Il faut souligner que Dr TANANG Essohanam, dans son mot introductif, a dit que le problème de mémoire n’est pas du ressort du domaine judiciaire ni de celui politique. Apres avoir fait référence à la loi Tobira en France, il fait remarquer que « trop de mémoires tue l’histoire ». Et pour réparer les mémoires et les identités mémorielles, l’orateur insiste sur les facteurs temps-réflexion-patience, dont il faut tenir compte.

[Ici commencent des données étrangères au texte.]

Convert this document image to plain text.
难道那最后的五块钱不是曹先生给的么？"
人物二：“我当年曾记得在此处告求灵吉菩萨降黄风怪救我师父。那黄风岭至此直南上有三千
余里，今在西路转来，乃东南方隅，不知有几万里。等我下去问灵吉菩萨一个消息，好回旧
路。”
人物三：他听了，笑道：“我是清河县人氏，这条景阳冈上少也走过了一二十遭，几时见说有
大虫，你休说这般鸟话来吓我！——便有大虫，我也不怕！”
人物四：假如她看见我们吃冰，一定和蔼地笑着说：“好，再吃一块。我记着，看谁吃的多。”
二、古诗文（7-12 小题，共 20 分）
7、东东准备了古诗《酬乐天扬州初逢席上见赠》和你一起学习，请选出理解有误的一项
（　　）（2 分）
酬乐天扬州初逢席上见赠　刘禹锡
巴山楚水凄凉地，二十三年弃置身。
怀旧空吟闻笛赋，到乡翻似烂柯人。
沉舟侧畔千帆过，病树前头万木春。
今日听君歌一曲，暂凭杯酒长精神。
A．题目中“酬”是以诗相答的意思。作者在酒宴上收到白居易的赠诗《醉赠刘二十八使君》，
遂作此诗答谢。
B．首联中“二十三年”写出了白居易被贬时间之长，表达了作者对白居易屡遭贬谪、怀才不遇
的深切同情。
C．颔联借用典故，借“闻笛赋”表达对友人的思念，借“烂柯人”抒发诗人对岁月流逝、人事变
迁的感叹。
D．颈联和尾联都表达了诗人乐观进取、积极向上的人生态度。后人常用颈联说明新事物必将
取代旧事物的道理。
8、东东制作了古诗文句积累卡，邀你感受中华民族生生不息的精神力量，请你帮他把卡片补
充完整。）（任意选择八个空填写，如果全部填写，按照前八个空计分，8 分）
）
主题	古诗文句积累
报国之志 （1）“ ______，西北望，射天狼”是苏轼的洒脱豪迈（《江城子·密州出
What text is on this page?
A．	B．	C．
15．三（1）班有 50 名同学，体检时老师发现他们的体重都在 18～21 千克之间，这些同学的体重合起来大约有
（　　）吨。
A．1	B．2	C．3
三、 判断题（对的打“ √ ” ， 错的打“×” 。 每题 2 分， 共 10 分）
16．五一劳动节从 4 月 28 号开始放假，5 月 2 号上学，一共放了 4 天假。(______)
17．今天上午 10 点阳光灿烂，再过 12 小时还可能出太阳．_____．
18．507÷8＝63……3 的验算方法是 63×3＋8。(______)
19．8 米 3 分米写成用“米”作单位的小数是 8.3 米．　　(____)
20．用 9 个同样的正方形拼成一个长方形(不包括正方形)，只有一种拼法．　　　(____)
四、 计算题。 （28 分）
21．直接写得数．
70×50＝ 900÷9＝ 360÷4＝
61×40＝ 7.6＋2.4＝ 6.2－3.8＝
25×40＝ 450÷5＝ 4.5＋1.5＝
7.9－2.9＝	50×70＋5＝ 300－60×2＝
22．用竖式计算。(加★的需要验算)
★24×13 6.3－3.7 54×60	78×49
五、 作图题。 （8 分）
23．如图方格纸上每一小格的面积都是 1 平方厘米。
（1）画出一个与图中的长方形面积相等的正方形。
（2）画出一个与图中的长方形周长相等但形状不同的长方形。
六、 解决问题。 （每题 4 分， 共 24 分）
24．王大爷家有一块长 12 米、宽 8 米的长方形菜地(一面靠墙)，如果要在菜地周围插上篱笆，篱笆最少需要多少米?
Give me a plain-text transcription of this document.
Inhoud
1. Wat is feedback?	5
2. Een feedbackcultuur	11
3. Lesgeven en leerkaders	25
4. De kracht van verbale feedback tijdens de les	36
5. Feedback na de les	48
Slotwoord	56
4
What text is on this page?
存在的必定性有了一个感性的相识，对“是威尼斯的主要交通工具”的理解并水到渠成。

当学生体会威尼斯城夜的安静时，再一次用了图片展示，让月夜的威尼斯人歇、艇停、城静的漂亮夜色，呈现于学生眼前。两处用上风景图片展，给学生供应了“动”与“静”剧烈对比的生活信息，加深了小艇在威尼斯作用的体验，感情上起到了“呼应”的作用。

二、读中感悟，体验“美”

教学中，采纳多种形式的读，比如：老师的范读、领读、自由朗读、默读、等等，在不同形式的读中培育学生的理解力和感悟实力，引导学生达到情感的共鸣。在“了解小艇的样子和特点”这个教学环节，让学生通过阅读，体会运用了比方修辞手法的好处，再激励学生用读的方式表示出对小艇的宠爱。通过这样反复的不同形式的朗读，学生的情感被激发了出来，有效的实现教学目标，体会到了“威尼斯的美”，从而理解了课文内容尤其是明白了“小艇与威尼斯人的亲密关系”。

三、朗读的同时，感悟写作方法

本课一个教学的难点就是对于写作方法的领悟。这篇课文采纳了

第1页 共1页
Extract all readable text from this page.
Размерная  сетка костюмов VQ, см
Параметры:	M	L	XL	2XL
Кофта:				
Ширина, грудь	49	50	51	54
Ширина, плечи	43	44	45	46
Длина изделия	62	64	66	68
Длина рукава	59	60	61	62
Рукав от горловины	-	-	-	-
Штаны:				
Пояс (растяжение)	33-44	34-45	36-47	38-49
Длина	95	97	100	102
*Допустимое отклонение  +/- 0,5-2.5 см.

Il sied de noter que l’objectif de cet atelier, c’est de susciter au sein des populations togolaises et des décideurs une compréhension et une vision partagées sur les réparations mémorielles en vue de leur adhésion et implication dans la mise en œuvre de ce volet du programme de réparation. Raison de plus, dans une perspective pédagogique, les thèmes de la conférence inaugurale, des panels et des différentes communications ont été retenues, tels que : « Histoire et mémoire : deux réalités contrastées qui se ressemblent ? » par le Professeur TANANG Essohouna, « Reconstitution de la mémoire dans les pays en transition : une voie vers un récit national partagé et la réconciliation » par le Professeur Adotévi AKUE, « Mécanismes de mémorialisation en justice transitionnelle : sauvegarder les traces des violations des droits humains », par Mme Antoinette MBROU, « Controverses autour des lois et des réparations mémorielles : étude de cas », par Dr Essohana TOMTASSE, « La mémoire comme socle des autres piliers normatifs en justice transitionnelle », par M. Bernard BOKODJIN, « Fondement et contextualisation des réparations mémorielles en justice transitionnelle », par Dr Evalo WIYAO, « Aperçu sur les contentieux et les atteintes d’ordre mémoriel au lendemain de l’indépendance du Togo », par Docteur Koffitse LABOU, « Quelles réparations mémorielles pour une justice réconciliatrice et restauratrice au Togo » par Mme Awa-Nana DABOYA, « Mise en œuvre du volet mémoriel du programme de réparation au Togo : des résultats mitigés », par Dr Evalo WIYAO, « Mise en œuvre des recommandations d’ordre mémoriel : esquisse sur le rôle des acteurs étatiques et non étatiques », Mme Sandrine ANIMAOU.
Aussi faut-il rappeler que cet atelier prendra fin le jeudi 12 décembre 2024 avec la présentation et adoption des conclusions des groupes de travail et du rapport général de l’atelier.